Resterait également à déterminer si la constatation de nullité de l’élection, par exemple de l’élection du président de la République, priverait de base légale certaines des décisions signées par ce dernier (ordonnance ou décret délibéré en conseil des ministres) ou inspirées par lui (par ex. tel décret du Premier Ministre pris en application d’une directive du président de la République).
Resterait également à déterminer si ceux qui ont contribué à faire que l’élection soit arithmétiquement acquise, mais que ladite élection soit déclarée ensuite nulle par le juge, engageraient leur responsabilité pécuniaire. Par exemple, pour prendre en charge le financement des futures opérations électorales. Puisque qu’il faudrait recommencer l’élection « à cause » de la mise en œuvre par eux de techniques de manipulation.
Dès lors qu’actuellement, le système politique fonctionne à partir de la technique de désignation du président de la République, il est probable que les citoyens limiteront leurs recours à la constatation de la nullité de l’élection du président de la République.
Imaginons, à titre d’exemple, que l’élection d’E. Macron (pour ne parler que de lui, puisqu’il est le président en exercice, et sans prendre partie sur le fond) soit, avec ces nouvelles règles, déclarée nulle. Et que les membres des réseaux qui ont contribué à le « fabriquer » et ont mis en œuvre des techniques de manipulation du corps électoral, soient amenés à payer une partie des frais d’organisation de la nouvelle élection. Imaginons aussi que certaines décisions prises sous son magistère soient annulées comme manquant de base légale.
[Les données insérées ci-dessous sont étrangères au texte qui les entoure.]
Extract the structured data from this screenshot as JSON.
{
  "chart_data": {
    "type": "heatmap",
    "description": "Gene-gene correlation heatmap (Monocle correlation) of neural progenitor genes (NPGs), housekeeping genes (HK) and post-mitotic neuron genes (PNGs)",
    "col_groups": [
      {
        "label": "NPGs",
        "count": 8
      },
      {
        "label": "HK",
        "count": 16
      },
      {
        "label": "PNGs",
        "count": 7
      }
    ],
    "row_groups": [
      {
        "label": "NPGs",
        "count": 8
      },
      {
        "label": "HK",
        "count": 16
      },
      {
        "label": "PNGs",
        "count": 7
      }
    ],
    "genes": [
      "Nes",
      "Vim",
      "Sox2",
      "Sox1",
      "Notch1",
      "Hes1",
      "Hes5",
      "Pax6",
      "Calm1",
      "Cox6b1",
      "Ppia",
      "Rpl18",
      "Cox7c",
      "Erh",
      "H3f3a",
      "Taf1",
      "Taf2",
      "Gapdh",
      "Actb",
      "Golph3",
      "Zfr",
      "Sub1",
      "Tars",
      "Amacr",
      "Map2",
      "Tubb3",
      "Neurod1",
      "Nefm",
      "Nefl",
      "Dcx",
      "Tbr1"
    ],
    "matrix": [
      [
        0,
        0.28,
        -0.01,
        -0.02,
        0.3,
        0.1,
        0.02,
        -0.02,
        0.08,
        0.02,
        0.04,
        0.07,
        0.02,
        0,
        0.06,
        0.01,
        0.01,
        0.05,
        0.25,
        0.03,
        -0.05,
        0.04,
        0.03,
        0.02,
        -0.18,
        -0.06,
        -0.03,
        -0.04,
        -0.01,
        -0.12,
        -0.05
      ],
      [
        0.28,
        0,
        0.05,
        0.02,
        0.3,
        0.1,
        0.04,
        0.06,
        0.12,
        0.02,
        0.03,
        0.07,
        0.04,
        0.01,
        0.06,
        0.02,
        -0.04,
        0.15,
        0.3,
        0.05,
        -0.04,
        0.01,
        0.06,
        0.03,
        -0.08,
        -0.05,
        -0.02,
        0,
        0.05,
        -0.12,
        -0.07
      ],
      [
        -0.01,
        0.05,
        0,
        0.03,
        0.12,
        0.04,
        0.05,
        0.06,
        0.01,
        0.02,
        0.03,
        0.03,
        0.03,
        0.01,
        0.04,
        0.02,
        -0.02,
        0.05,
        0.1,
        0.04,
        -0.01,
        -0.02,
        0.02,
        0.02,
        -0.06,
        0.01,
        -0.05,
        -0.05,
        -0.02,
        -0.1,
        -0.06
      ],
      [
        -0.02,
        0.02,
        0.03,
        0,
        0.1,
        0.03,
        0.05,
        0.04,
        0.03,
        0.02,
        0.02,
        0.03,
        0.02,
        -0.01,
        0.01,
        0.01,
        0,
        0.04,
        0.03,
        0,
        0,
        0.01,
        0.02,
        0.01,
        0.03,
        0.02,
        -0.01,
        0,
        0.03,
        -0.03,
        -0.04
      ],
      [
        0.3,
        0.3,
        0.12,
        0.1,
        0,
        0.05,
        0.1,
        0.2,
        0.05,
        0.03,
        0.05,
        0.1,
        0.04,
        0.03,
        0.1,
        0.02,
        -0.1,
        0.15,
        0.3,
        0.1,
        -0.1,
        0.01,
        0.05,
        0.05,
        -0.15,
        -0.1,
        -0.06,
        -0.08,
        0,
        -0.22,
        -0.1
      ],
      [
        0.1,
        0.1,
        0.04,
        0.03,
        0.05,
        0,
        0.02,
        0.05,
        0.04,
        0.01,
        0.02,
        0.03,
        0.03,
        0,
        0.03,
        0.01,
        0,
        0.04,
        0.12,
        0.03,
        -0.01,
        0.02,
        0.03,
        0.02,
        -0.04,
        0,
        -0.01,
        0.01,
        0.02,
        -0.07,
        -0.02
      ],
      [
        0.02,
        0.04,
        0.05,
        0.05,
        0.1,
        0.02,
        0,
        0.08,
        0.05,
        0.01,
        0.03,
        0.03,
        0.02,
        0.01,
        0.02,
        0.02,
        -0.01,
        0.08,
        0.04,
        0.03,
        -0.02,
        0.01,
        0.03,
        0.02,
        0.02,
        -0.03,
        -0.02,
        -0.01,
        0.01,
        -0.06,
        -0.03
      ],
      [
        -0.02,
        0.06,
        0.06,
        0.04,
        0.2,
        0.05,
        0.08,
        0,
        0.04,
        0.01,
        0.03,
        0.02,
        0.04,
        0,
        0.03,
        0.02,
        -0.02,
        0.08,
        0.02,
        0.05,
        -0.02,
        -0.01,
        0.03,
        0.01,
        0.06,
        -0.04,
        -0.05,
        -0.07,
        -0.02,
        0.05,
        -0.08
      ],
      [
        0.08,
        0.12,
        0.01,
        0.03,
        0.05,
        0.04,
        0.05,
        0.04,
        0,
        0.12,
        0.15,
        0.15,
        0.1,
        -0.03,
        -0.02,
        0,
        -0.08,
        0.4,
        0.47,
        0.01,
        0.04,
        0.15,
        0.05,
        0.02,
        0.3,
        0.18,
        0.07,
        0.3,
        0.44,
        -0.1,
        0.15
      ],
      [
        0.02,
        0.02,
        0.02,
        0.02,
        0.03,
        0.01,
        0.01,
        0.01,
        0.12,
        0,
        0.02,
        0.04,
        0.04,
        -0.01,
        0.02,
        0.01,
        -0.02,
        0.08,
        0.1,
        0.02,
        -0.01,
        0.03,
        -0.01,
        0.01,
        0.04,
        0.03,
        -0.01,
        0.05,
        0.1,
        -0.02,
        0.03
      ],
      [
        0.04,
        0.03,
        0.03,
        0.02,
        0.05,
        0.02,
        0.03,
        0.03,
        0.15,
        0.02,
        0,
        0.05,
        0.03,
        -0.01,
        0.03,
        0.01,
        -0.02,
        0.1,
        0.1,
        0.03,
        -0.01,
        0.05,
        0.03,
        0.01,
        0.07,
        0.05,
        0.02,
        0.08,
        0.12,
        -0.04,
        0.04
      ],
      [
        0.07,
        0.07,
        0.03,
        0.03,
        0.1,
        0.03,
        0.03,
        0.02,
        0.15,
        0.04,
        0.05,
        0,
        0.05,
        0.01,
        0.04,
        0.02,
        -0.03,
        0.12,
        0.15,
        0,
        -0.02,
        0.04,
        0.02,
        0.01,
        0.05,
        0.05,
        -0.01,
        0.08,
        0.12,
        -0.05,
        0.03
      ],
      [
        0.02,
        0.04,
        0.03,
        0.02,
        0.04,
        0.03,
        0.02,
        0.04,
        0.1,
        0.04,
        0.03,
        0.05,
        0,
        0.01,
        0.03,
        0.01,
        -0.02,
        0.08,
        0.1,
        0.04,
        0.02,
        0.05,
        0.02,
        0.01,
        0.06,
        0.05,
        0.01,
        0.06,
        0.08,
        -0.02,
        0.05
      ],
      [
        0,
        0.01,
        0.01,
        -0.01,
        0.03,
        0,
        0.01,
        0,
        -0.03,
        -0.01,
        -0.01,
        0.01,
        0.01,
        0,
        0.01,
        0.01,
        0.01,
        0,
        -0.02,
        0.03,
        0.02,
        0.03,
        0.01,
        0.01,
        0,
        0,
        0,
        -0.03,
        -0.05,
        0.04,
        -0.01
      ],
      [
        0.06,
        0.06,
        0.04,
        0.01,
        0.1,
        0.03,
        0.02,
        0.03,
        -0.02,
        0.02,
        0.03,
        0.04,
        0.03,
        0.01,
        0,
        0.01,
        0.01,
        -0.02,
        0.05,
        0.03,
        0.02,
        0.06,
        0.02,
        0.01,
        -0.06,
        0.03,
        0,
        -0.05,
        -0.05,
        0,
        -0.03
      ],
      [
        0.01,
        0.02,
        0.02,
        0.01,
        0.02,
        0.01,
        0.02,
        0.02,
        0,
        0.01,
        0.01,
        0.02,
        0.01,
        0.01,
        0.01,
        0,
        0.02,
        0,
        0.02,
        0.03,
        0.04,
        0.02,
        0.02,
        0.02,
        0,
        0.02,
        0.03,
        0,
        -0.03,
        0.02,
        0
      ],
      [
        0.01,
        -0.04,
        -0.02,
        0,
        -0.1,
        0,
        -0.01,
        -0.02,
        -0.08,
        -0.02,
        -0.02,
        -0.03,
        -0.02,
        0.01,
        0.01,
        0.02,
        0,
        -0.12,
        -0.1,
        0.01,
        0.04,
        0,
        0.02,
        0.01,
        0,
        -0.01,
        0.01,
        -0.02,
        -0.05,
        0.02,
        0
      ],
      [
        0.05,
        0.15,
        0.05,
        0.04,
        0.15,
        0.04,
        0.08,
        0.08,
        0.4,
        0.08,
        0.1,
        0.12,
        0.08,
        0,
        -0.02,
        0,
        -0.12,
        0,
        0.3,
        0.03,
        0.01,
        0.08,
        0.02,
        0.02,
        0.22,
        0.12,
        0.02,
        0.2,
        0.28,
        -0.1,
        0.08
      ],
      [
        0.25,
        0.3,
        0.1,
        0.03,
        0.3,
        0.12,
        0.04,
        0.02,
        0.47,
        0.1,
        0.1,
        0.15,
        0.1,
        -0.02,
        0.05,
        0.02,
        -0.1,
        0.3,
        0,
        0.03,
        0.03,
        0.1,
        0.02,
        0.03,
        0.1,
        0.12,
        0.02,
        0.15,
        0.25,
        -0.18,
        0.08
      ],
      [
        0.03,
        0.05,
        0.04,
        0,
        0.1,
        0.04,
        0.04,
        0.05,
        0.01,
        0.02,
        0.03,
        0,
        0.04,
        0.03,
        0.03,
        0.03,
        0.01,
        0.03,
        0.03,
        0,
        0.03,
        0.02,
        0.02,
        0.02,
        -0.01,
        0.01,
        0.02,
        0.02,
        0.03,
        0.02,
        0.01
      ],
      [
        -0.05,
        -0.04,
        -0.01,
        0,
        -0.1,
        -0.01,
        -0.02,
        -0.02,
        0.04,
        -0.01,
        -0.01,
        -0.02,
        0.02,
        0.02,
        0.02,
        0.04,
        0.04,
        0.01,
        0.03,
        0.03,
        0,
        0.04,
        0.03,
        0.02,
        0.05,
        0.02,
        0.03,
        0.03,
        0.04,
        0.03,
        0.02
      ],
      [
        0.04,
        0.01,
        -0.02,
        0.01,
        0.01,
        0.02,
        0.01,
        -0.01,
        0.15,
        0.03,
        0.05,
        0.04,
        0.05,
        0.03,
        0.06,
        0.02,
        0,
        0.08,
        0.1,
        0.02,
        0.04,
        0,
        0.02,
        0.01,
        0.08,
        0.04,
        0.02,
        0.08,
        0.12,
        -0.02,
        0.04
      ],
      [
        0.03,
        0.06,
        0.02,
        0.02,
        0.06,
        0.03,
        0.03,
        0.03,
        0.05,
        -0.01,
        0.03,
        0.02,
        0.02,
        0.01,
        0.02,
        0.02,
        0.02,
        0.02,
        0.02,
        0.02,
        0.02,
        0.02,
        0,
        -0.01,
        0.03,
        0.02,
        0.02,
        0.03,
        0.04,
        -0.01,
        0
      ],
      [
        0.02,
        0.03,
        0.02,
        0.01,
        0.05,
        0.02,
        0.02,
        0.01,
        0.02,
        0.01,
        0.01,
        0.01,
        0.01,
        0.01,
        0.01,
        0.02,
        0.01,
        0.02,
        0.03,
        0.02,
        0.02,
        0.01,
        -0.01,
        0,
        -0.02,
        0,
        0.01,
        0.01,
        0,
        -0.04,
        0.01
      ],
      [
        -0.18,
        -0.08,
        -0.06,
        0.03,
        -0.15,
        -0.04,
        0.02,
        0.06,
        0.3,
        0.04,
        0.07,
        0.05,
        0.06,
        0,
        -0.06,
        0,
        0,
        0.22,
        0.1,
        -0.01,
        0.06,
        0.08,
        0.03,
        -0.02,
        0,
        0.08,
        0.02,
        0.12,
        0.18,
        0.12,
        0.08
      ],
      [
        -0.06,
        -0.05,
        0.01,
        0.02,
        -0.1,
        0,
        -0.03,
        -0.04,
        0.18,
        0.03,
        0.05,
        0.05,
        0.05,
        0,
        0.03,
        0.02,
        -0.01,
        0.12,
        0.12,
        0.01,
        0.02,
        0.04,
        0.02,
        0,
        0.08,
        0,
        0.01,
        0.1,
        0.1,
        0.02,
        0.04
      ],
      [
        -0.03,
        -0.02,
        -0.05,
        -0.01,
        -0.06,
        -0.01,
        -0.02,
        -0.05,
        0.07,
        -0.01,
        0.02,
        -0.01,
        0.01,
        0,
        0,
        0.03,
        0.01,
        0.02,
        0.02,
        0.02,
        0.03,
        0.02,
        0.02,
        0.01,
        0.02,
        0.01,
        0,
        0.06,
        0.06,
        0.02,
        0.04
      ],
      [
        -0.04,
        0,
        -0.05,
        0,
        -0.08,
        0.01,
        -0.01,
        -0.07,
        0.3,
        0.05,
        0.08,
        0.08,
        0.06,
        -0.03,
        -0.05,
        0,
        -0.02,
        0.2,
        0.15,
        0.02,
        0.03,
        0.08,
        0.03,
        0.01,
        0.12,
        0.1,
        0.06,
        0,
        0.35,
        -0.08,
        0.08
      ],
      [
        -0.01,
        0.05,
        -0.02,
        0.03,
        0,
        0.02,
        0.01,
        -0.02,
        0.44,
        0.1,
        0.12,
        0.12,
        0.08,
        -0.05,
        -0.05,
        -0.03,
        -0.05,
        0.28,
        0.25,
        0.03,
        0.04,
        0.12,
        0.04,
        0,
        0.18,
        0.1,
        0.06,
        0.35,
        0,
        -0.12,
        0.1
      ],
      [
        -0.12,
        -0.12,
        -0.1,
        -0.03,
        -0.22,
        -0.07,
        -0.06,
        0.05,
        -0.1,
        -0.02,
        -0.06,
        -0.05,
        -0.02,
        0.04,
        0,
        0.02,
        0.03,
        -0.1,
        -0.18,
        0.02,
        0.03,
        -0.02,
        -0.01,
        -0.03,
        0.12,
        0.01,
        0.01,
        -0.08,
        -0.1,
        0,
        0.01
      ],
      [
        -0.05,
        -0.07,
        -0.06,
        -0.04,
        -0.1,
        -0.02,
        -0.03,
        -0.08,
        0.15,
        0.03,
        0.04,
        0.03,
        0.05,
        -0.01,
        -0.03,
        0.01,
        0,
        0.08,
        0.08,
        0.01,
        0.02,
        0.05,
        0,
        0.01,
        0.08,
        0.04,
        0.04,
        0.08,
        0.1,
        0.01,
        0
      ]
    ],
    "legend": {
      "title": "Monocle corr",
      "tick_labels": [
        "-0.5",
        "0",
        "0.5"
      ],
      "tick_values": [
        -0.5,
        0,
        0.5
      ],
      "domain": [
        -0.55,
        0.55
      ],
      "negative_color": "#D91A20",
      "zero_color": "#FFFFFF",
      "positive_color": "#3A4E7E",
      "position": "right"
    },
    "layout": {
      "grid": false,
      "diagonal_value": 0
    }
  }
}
Il est possible alors que la manipulation de l’opinion publique, qui aurait un coût, et qui serait privée de ses principaux effets, aurait moins d’attraits.
Ce qui aurait (peut-être) une influence sur le respect au droit à l’information (moins de mensonges, plus d’information sélectionnées, moins d’argumentaires à sens unique, développement du journalisme d’investigation se substituant au journalisme de la paraphrase et de la loggorhée, etc…) (v. la note 3)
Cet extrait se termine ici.